Aside from affecting fluid loss, I think the jury is out on whether it will prove optimal to use pumps on production wells for EGS. Lowering the bottomhole pressure will apply more drawdown, which should increase flow rate. However, fracture conductivity is stress-sensitive, and so decreasing the BHP will reduce fracture conductivity. As a result, some of the benefit of the greater drawdown will be lost to reduced capacity for flow. I look forward to seeing tests with pumped EGS production wells in the future, because we’ll get field data to quantify the magnitude of this effect.

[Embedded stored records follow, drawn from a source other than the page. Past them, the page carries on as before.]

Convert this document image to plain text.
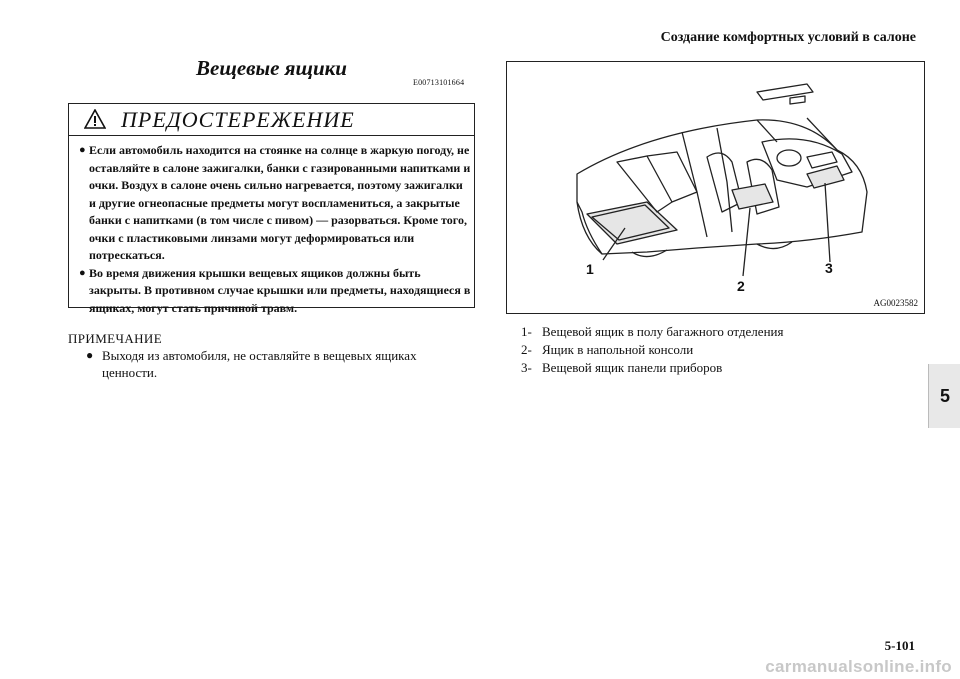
Создание комфортных условий в салоне
Вещевые ящики
E00713101664
ПРЕДОСТЕРЕЖЕНИЕ
● Если автомобиль находится на стоянке на солнце в жаркую погоду, не оставляйте в салоне зажигалки, банки с газированными напитками и очки. Воздух в салоне очень сильно нагревается, поэтому зажигалки и другие огнеопасные предметы могут воспламениться, а закрытые банки с напитками (в том числе с пивом) — разорваться. Кроме того, очки с пластиковыми линзами могут деформироваться или потрескаться.
● Во время движения крышки вещевых ящиков должны быть закрыты. В противном случае крышки или предметы, находящиеся в ящиках, могут стать причиной травм.
ПРИМЕЧАНИЕ
● Выходя из автомобиля, не оставляйте в вещевых ящиках ценности.
1
2
3
AG0023582
1- Вещевой ящик в полу багажного отделения
2- Ящик в напольной консоли
3- Вещевой ящик панели приборов
5
5-101
carmanualsonline.info
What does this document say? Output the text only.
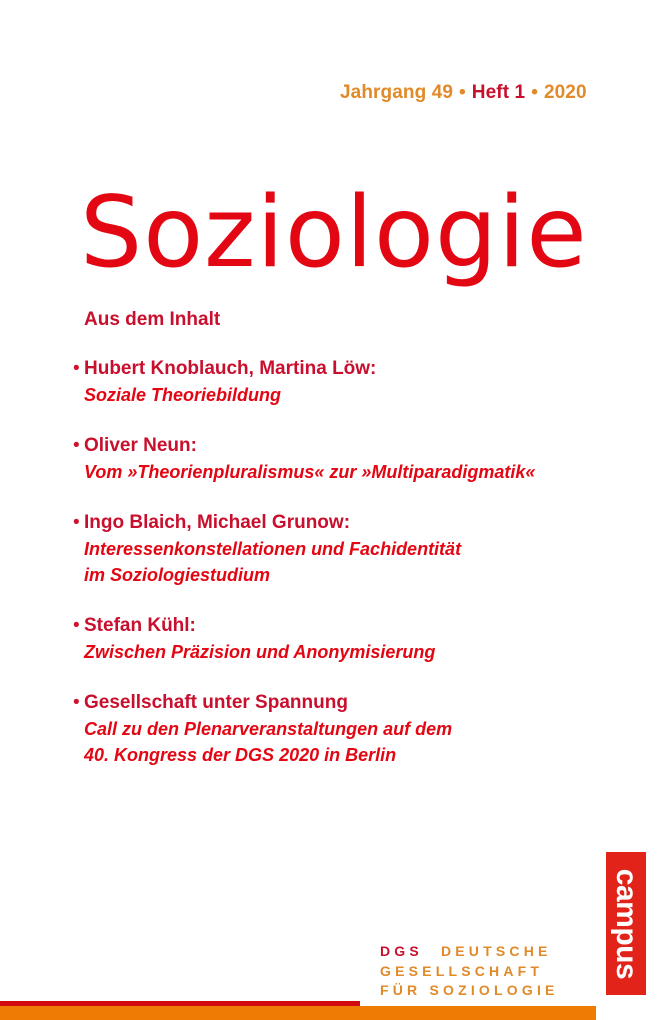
Jahrgang 49 • Heft 1 • 2020
Soziologie
Aus dem Inhalt
• Hubert Knoblauch, Martina Löw:
Soziale Theoriebildung
• Oliver Neun:
Vom »Theorienpluralismus« zur »Multiparadigmatik«
• Ingo Blaich, Michael Grunow:
Interessenkonstellationen und Fachidentität
im Soziologiestudium
• Stefan Kühl:
Zwischen Präzision und Anonymisierung
• Gesellschaft unter Spannung
Call zu den Plenarveranstaltungen auf dem
40. Kongress der DGS 2020 in Berlin
DGS DEUTSCHE
GESELLSCHAFT
FÜR SOZIOLOGIE
campus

My colleague Koenraad Beckers suggested a few other points. He pointed out that EGS can use brackish water, and so it is not competing directly with agricultural/human water uses. Similarly, data centers have more stringent water quality requirements for their cooling systems than geothermal. Also, geothermal air-cooled binary power plants lose zero water at the surface. In contrast, traditional thermal power plants (nuclear, coal, and natural gas) usually consume water in their cooling towers.

 

Wrap-up

To recap – yes, fluid loss is high in the published field data so far. However, at-scale, there will be alternating producers/injectors, and producers can be placed on the outside. With this configuration, fluid loss will be much lower. If needed, pumping could be performed in the outer production wells to further reduce fluid loss, and potentially to bring net fluid loss to zero.

Fluid loss definitely a topic worth keeping an eye on – especially for pilot projects that have only a doublet – but the issue will greatly diminish for larger-scale projects.